Altın Portakal’da beyazperdeye, hayatta kalma hikâyeleri yansıdı
KÜLTÜR SANAT 28.10.2025 10:02:48 0

Altın Portakal’da beyazperdeye, hayatta kalma hikâyeleri yansıdı

Altın Portakal’da beyazperdeye, hayatta kalma hikâyeleri yansıdı

Altın Portakal Ulusal Uzun Metraj Yarışma filmlerinden "Bağlar, Kökler ve Tutkular" ile "Doğudan Fragmanlar" seyirci karşısına çıktı. Biri; göçmen kimlikleriyle var olmaya, diğeri ise savaş ve doğa şartlarına karşı hayatta kalmaya çalışan insanların hikâyelerini anlatan iki filmin ekipleri, gösterimler sonrası seyircilerin sorularını cevapladı.
62. Uluslararası Antalya Altın Portakal Film Festivali’ndeki Ulusal Yarışma filmlerinden "Bağlar, Kökler ve Tutkular", Atatürk Kültür Merkezi (AKM) Aspendos Salonu’nda seyirci karşısına çıktı. Gösterim sonrası; yönetmen Sunay Terzioğlu, görüntü yönetmeni Serdar Özdemir, yapımcı Yaşar Harzadın ve ortak yapımcı Kemal Genel ile oyuncular Ushan Çakır, Ezgi Yaren Karademir, Barancan Eraslan ve Özgün Çoban seyircilerin sorularını cevapladı.
Bindikleri mülteci botundaki kazadan kurtulan üç kişinin Türkiye’deki hikâyelerini beyazperdeye taşıyan filmin yönetmeni Terzioğlu, kendi göçmenlik geçmişinden de istifade ettiğini söyledi: "1992’de Bulgaristan’dan ailemle göç ettim buraya; 9 yaşındaydım. Beş yıl kaçak yaşadık. O yüzden bildiğim konular, bildiğim mekanlar. Karakterlerime yakın olduğuma ve filmi çekerken de karakterlerime doğru rehberlik ettiğime inanıyorum"
Filmde ‘gerçekçiliğe’ özellikle dikkat ettiklerini ve bunu sağlamak için titizlikle çalıştıklarını belirten yönetmen, "Gerçek mekanlarda çektik, gerçek kostümler bulmaya çalıştık, hatta bit pazarlarını dolaştık, gerçek aksesuarlar aradık" diye konuştu.
Bu ‘gerçekçi bakış’ı, filmin özelliklerinde de sürdürmeyi amaçladıklarını dile getiren Terzioğlu, şunları söyledi: "Film montaj anlamında da farklı bir film; bakan bir göz gibi. Çünkü bu film 30 mm tek lensle çekildi. Çünkü belli bir mesafeden bakmak istedik. Ne yargılamak ne de uzak kalmak istedik. Hiç siyaha düşmüyoruz; başta açılıyor ve jenerikten sonra kapanıyor; gözün açılıp kapanması gibi"

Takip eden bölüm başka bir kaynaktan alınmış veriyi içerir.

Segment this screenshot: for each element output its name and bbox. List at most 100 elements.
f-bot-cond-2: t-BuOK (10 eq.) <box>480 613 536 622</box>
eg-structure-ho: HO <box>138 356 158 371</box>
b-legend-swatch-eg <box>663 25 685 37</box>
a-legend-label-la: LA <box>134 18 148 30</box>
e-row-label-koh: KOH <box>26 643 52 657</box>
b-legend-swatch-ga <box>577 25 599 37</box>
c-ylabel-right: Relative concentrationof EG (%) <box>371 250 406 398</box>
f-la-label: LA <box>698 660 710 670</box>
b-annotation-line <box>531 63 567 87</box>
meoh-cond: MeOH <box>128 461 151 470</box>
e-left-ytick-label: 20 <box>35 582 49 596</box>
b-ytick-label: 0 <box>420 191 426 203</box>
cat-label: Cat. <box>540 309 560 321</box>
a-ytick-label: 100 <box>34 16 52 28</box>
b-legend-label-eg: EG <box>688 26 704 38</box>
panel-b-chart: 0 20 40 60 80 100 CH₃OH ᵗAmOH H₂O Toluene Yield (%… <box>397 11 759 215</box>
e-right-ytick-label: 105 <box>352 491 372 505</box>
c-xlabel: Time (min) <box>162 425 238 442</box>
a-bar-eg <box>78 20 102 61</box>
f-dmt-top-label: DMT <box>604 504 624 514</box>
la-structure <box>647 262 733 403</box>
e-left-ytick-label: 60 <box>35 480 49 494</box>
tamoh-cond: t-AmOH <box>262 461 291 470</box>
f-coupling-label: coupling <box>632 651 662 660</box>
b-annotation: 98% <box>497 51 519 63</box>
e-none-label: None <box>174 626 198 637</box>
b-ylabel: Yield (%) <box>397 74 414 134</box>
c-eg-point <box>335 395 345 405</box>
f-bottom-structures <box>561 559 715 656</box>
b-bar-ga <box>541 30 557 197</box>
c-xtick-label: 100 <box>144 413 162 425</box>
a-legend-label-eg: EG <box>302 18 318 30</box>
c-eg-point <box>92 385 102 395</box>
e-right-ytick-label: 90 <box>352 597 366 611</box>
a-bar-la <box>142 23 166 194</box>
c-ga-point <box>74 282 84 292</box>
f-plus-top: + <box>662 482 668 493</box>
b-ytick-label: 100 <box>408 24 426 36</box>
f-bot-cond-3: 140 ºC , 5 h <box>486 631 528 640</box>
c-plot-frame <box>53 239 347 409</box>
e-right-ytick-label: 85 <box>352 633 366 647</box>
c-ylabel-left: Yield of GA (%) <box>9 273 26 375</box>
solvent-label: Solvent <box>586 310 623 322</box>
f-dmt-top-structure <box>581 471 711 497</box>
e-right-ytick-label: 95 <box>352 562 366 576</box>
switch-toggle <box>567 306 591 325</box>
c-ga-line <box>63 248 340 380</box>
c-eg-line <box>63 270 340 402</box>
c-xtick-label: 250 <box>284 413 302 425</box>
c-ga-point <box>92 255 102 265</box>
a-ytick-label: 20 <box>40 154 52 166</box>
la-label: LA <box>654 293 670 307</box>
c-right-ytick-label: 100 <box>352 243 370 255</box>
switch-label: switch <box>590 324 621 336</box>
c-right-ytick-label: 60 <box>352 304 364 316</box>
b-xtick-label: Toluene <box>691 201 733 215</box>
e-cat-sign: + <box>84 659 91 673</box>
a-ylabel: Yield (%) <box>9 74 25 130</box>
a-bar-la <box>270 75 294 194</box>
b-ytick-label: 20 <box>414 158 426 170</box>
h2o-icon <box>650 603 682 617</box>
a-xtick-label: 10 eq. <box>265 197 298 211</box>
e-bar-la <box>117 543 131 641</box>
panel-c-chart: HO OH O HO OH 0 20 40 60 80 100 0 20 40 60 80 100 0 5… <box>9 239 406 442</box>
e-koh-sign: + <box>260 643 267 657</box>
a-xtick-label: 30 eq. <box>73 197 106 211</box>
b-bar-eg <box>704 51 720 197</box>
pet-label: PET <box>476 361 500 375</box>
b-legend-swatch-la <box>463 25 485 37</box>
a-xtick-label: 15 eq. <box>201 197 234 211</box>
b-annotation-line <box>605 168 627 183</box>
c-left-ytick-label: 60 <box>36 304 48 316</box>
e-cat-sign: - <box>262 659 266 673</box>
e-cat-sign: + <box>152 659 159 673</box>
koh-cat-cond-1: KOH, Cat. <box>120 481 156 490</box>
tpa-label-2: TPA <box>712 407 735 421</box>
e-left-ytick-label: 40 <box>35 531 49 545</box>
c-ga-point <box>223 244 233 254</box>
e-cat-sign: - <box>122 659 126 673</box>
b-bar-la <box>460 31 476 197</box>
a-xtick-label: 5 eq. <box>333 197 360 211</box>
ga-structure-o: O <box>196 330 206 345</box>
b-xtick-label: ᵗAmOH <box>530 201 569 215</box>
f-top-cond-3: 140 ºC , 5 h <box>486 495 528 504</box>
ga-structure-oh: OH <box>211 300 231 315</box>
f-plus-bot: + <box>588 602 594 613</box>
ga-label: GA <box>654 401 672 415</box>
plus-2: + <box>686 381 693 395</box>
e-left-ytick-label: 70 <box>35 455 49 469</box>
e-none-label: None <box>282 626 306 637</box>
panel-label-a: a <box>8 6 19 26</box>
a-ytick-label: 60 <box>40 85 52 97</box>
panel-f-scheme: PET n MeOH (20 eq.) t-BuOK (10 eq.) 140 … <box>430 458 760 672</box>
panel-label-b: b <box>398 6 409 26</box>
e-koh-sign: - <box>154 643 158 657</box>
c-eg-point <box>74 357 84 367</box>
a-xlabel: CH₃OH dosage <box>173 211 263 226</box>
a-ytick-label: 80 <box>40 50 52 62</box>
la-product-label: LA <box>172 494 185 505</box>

"Sanat tarihine layık bir şeyler çekmek istiyorum"
Terzioğlu, çekimlerde ise gerilla taktiği ile çalışırken çok zorlandıklarından bahsetti: "Basmane’de çekim yaptık. Bir yandan oyuncularımızla çalışırken bir yandan kalabalığı kontrol etmeye çalışıyorduk. Çünkü gerçek mekanlarda, göçmenlerin yaşadığı evlerde çekim yaptık. Onlar odada gündelik hayatlarını yaşarken biz de yan tarafta çekimlere devam ediyorduk. Çekimlere İzmir’de başladık ama Erzincan’da bitirdik. İzmir’de aradığımız doğayı bulamadım. Şuna inanıyorum; sinema kaydedilen anlardır. Okuldan beri öğrendiğim ve yapmak istediğim şey, sanat tarihine layık bir şeyler çekebilmek"
Filmdeki sorunların çözümüne dair fikri sorulan yönetmen, "Hiçbir zaman karamsar bakmadım. Öyle olsaydı şu an bu filmi çekmiş ve karşınızda olamazdım. Yönetmen olarak amacım bu konuyu düşündürtebilmek. Karakterleri bir noktada bırakıyoruz ve sonrasını bilmiyoruz" dedi.
Oyuncu Ezgi Yaren Karademir ise kendi canlandırdığı Hazel karakteri üzerinden aynı soruyu şöyle cevaplandırdı: "Ben Hazel’in çok güçlü bir karakter olduğunu düşünüyorum çünkü başka bir seçeneği yok; güçlü durmak zorunda. Ablayken bir anda anne rolü yükleniyor. Bir yandan kendi özgürlüğünü ararken bir yandan hep engellerle karşılaşıyor. Bu bir son değil sadece onunla ilgilenmeyi bırakıyoruz ve seyirci, karakterin yolunu biraz kendi kafasında çiziyor"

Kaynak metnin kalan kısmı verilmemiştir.